Deforestation is the main threat for this species, and has rendered more than half of the places where it was found in the 1970s unsuitable for it. The available habitat has even declined by over three-quarters during that time, indicating that the population - estimated at about 8,000 adults as of 2008 - is close to the maximum possible, as less and less suitable forest is not inhabited by P. malacense. It used to be hunted for food or as a trophy, but compared to deforestation these threats are nearly insignificant nowadays.

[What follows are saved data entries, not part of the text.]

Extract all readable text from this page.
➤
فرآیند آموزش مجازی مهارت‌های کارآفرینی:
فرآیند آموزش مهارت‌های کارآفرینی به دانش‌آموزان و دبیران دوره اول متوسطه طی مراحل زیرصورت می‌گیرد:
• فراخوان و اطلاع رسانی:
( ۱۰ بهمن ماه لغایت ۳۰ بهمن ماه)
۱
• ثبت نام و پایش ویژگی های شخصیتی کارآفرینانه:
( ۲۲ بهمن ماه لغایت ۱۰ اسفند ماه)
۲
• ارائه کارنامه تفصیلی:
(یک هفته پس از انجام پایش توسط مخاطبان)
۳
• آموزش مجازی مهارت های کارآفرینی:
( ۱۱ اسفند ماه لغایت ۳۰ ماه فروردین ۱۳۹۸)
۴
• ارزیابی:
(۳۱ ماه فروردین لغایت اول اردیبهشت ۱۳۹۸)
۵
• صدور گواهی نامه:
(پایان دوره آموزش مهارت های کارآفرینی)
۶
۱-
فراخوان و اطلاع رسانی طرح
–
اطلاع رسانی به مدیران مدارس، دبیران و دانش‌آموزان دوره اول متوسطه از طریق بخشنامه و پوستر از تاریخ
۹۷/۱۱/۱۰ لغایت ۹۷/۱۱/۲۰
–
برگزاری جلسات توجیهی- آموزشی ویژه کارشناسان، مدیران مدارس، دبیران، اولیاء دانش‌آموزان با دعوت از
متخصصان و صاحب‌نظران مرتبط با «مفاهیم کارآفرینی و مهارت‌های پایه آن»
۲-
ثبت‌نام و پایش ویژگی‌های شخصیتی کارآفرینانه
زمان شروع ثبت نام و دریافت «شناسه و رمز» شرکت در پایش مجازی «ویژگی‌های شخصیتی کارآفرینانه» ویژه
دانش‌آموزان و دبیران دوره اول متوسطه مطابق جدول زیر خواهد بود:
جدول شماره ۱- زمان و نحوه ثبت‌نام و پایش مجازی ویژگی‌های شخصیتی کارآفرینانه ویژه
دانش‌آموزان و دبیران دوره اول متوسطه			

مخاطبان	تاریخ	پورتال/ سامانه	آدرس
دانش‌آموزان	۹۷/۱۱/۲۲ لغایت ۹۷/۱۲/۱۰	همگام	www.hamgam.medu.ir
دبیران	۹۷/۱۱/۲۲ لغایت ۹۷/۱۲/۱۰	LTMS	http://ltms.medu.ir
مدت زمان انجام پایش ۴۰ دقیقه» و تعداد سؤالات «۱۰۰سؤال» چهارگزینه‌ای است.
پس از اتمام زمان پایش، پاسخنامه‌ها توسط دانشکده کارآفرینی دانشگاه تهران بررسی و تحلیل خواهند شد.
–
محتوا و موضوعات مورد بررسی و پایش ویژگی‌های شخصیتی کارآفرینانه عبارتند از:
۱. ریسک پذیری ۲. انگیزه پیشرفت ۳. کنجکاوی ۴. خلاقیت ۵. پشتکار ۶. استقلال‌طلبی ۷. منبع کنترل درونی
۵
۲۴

While a small amount of selective logging is tolerated by this bird, it depends on sufficient primary forest to persist. Most Malay peacock-pheasants today live in protected areas in Malaysia, namely Taman Negara National Park and Krau Wildlife Reserve in Pahang, and perhaps Sungkai Sambar Deer and Pheasant Wildlife Reserve in Perak and Sungai Dusun Wildlife Reserve in Selangor. There are also a few reports from less strictly-protected areas, such as Pasoh Forest Reserve in Negeri Sembilan. In areas where they receive protection and where suitable habitat is plentiful, the Malay peacock-pheasant can be fairly common, and thus become a flagship species for ecotourism and other forms of sustainable development. A zoo population exists, numbering 189 birds in 35 sites in 1993. Its studbook is maintained by the New York Zoological Society and Wildlife Conservation International. The Department of Wildlife and National Parks of Malaysia is preparing a captive breeding program to bolster the population in reserves and prevent inbreeding depression by release of captive-bred birds.